Alles afwegende is de rechtbank van oordeel dat een vrijheidsbenemende straf van na te noemen duur moet worden opgelegd. De rechtbank zal echter bepalen dat een gedeelte daarvan vooralsnog niet ten uitvoer zal worden gelegd en zal daaraan, gelet op het bepaalde in artikel 77y Wetboek van Strafrecht, een proeftijd verbinden van twee jaren, opdat verdachte ervan wordt weerhouden zich voor het einde van die proeftijd schuldig te maken aan een strafbaar feit. Daarbij acht de rechtbank het met het oog op het beperken van het recidiverisico van belang dat verdachte op zijn pad naar volwassenheid en zelfstandigheid wordt ondersteund en begeleid door William Schrikker Jeugdbescherming en Jeugdreclassering. Tevens acht de rechtbank het, in lijn met de adviezen van de deskundigen, van belang dat verdachte in een voor hem passende beschermde woonvorm zal verblijven en gedragskundige behandeling ontvangt.
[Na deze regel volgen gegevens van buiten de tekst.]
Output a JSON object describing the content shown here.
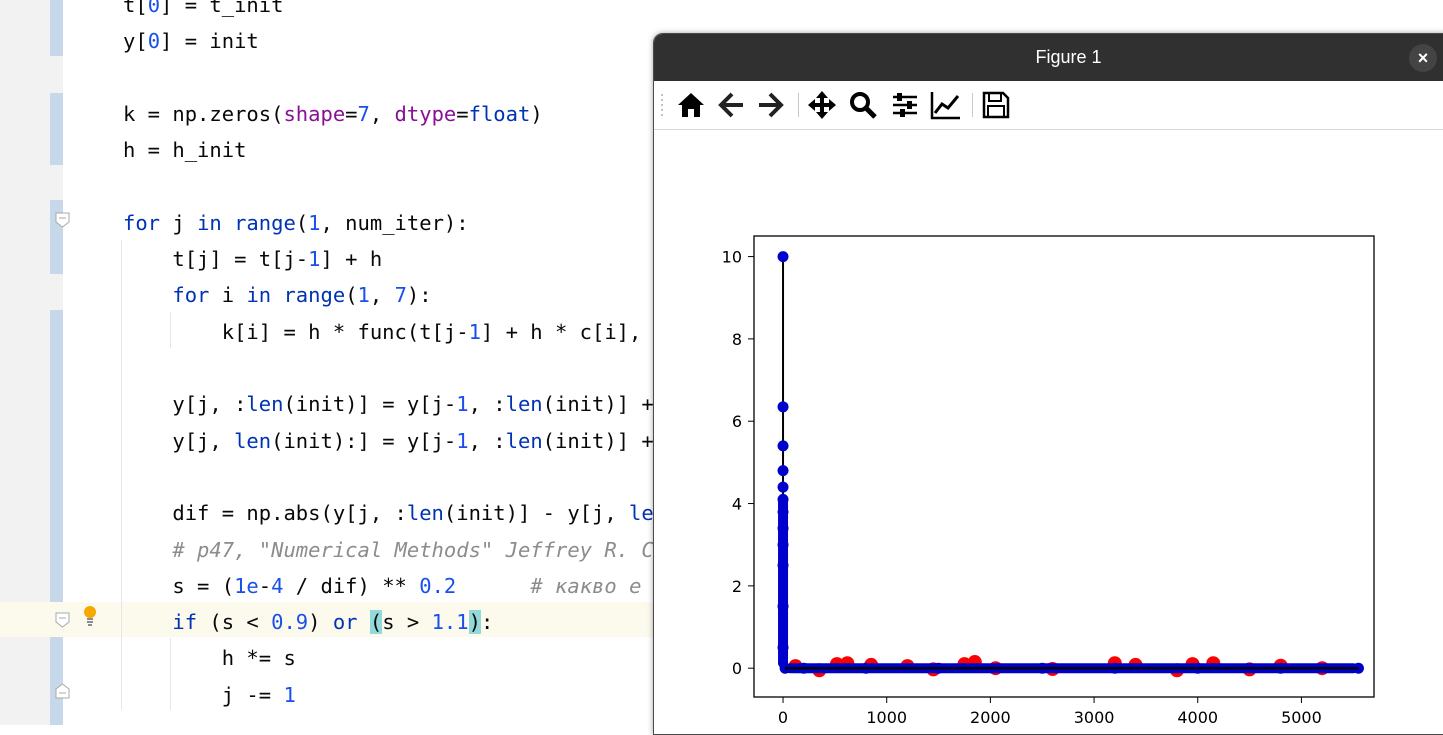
{
  "editor": {
    "lines": [
      [
        {
          "t": "t[",
          "c": ""
        },
        {
          "t": "0",
          "c": "num"
        },
        {
          "t": "] = t_init",
          "c": ""
        }
      ],
      [
        {
          "t": "y[",
          "c": ""
        },
        {
          "t": "0",
          "c": "num"
        },
        {
          "t": "] = init",
          "c": ""
        }
      ],
      [],
      [
        {
          "t": "k = np.zeros(",
          "c": ""
        },
        {
          "t": "shape",
          "c": "param"
        },
        {
          "t": "=",
          "c": ""
        },
        {
          "t": "7",
          "c": "num"
        },
        {
          "t": ", ",
          "c": ""
        },
        {
          "t": "dtype",
          "c": "param"
        },
        {
          "t": "=",
          "c": ""
        },
        {
          "t": "float",
          "c": "builtin"
        },
        {
          "t": ")",
          "c": ""
        }
      ],
      [
        {
          "t": "h = h_init",
          "c": ""
        }
      ],
      [],
      [
        {
          "t": "for",
          "c": "kw"
        },
        {
          "t": " j ",
          "c": ""
        },
        {
          "t": "in",
          "c": "kw"
        },
        {
          "t": " ",
          "c": ""
        },
        {
          "t": "range",
          "c": "builtin"
        },
        {
          "t": "(",
          "c": ""
        },
        {
          "t": "1",
          "c": "num"
        },
        {
          "t": ", num_iter):",
          "c": ""
        }
      ],
      [
        {
          "t": "    t[j] = t[j-",
          "c": ""
        },
        {
          "t": "1",
          "c": "num"
        },
        {
          "t": "] + h",
          "c": ""
        }
      ],
      [
        {
          "t": "    ",
          "c": ""
        },
        {
          "t": "for",
          "c": "kw"
        },
        {
          "t": " i ",
          "c": ""
        },
        {
          "t": "in",
          "c": "kw"
        },
        {
          "t": " ",
          "c": ""
        },
        {
          "t": "range",
          "c": "builtin"
        },
        {
          "t": "(",
          "c": ""
        },
        {
          "t": "1",
          "c": "num"
        },
        {
          "t": ", ",
          "c": ""
        },
        {
          "t": "7",
          "c": "num"
        },
        {
          "t": "):",
          "c": ""
        }
      ],
      [
        {
          "t": "        k[i] = h * func(t[j-",
          "c": ""
        },
        {
          "t": "1",
          "c": "num"
        },
        {
          "t": "] + h * c[i],",
          "c": ""
        }
      ],
      [],
      [
        {
          "t": "    y[j, :",
          "c": ""
        },
        {
          "t": "len",
          "c": "builtin"
        },
        {
          "t": "(init)] = y[j-",
          "c": ""
        },
        {
          "t": "1",
          "c": "num"
        },
        {
          "t": ", :",
          "c": ""
        },
        {
          "t": "len",
          "c": "builtin"
        },
        {
          "t": "(init)] +",
          "c": ""
        }
      ],
      [
        {
          "t": "    y[j, ",
          "c": ""
        },
        {
          "t": "len",
          "c": "builtin"
        },
        {
          "t": "(init):] = y[j-",
          "c": ""
        },
        {
          "t": "1",
          "c": "num"
        },
        {
          "t": ", :",
          "c": ""
        },
        {
          "t": "len",
          "c": "builtin"
        },
        {
          "t": "(init)] +",
          "c": ""
        }
      ],
      [],
      [
        {
          "t": "    dif = np.abs(y[j, :",
          "c": ""
        },
        {
          "t": "len",
          "c": "builtin"
        },
        {
          "t": "(init)] - y[j, ",
          "c": ""
        },
        {
          "t": "le",
          "c": "builtin"
        }
      ],
      [
        {
          "t": "    # p47, \"Numerical Methods\" Jeffrey R. C",
          "c": "cm"
        }
      ],
      [
        {
          "t": "    s = (",
          "c": ""
        },
        {
          "t": "1e",
          "c": "num"
        },
        {
          "t": "-",
          "c": ""
        },
        {
          "t": "4",
          "c": "num"
        },
        {
          "t": " / dif) ** ",
          "c": ""
        },
        {
          "t": "0.2",
          "c": "num"
        },
        {
          "t": "      ",
          "c": ""
        },
        {
          "t": "# какво е",
          "c": "cm"
        }
      ],
      [
        {
          "t": "    ",
          "c": ""
        },
        {
          "t": "if",
          "c": "kw"
        },
        {
          "t": " (s < ",
          "c": ""
        },
        {
          "t": "0.9",
          "c": "num"
        },
        {
          "t": ") ",
          "c": ""
        },
        {
          "t": "or",
          "c": "kw"
        },
        {
          "t": " ",
          "c": ""
        },
        {
          "t": "(",
          "c": "brace-hl"
        },
        {
          "t": "s > ",
          "c": ""
        },
        {
          "t": "1.1",
          "c": "num"
        },
        {
          "t": ")",
          "c": "brace-hl"
        },
        {
          "t": ":",
          "c": ""
        }
      ],
      [
        {
          "t": "        h *= s",
          "c": ""
        }
      ],
      [
        {
          "t": "        j -= ",
          "c": ""
        },
        {
          "t": "1",
          "c": "num"
        }
      ]
    ]
  },
  "figure": {
    "title": "Figure 1",
    "close_label": "×",
    "toolbar": [
      "home-icon",
      "back-icon",
      "forward-icon",
      "pan-icon",
      "zoom-icon",
      "configure-subplots-icon",
      "edit-axis-icon",
      "save-icon"
    ]
  },
  "colors": {
    "marker_blue": "#0000cc",
    "marker_red": "#ff0000",
    "line": "#000000"
  },
  "chart_data": {
    "type": "line",
    "xlim": [
      -280,
      5700
    ],
    "ylim": [
      -0.7,
      10.5
    ],
    "xticks": [
      0,
      1000,
      2000,
      3000,
      4000,
      5000
    ],
    "yticks": [
      0,
      2,
      4,
      6,
      8,
      10
    ],
    "x_tick_labels": [
      "0",
      "1000",
      "2000",
      "3000",
      "4000",
      "5000"
    ],
    "y_tick_labels": [
      "0",
      "2",
      "4",
      "6",
      "8",
      "10"
    ],
    "grid": false,
    "series": [
      {
        "x": [
          0,
          0,
          0,
          0,
          0,
          0,
          0,
          0,
          0,
          0,
          0,
          0,
          20,
          200,
          800,
          1500,
          2500,
          3200,
          4000,
          4800,
          5550
        ],
        "y": [
          10.0,
          6.35,
          5.4,
          4.8,
          4.4,
          4.1,
          3.8,
          3.4,
          3.0,
          2.5,
          1.5,
          0.5,
          0.0,
          0.0,
          0.0,
          0.0,
          0.0,
          0.0,
          0.0,
          0.0,
          0.0
        ]
      },
      {
        "x": [
          120,
          350,
          520,
          620,
          850,
          1200,
          1450,
          1750,
          1850,
          2050,
          2600,
          3200,
          3400,
          3800,
          3950,
          4150,
          4500,
          4800,
          5200
        ],
        "y": [
          0.05,
          -0.05,
          0.1,
          0.12,
          0.08,
          0.05,
          -0.03,
          0.1,
          0.15,
          0.0,
          -0.02,
          0.12,
          0.08,
          -0.05,
          0.1,
          0.12,
          -0.03,
          0.06,
          0.0
        ]
      }
    ]
  }
}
De rechtbank zal daartoe aan de proeftijd bijzondere voorwaarden verbinden zoals geadviseerd.
De raadsman heeft ter zitting aangevoerd het inzetten van het middel van opnemen van vertrouwelijke communicatie (OVC), zoals dat met betrekking tot verdachte en de medeverdachte heeft plaatsgevonden op het politiebureau, onzorgvuldig is geweest. Verdachte is jong en kwetsbaar en is niet in de gelegenheid gesteld om zich juridisch te laten voorlichten voorafgaand aan de plaatsing in de ophoudkamer waar de gesprekken zijn afgeluisterd. Met deze onzorgvuldigheid moet bij de strafoplegging rekening worden gehouden, aldus de raadsman.
De rechtbank overweegt dat het hier gaat om zeer ernstige feiten. In de zorginstelling De Schar waren binnen korte tijd meerdere branden gesticht en er werd gevreesd voor nieuwe brandstichting. Daarbij moet in ogenschouw worden genomen dat de bewoners van De Schar een kwetsbare groep vormen en dat de kans op slachtoffers bij nieuwe brandstichting reëel was. Er bestond daarom een groot opsporingsbelang. De rechtbank is van oordeel dat het inzetten van het middel van OVC gerechtvaardigd was en dat is voldaan aan de eisen van proportionaliteit en subsidiariteit. De rechtbank heeft voorts vastgesteld dat de rechter-commissaris toestemming heeft gegeven voor het inzetten van het opsporingsmiddel. Ook aan de formele vereisten is dus voldaan.
De rechtbank ziet dan ook geen reden aan de inzet van OVC consequenties te verbinden met betrekking tot de straftoemeting.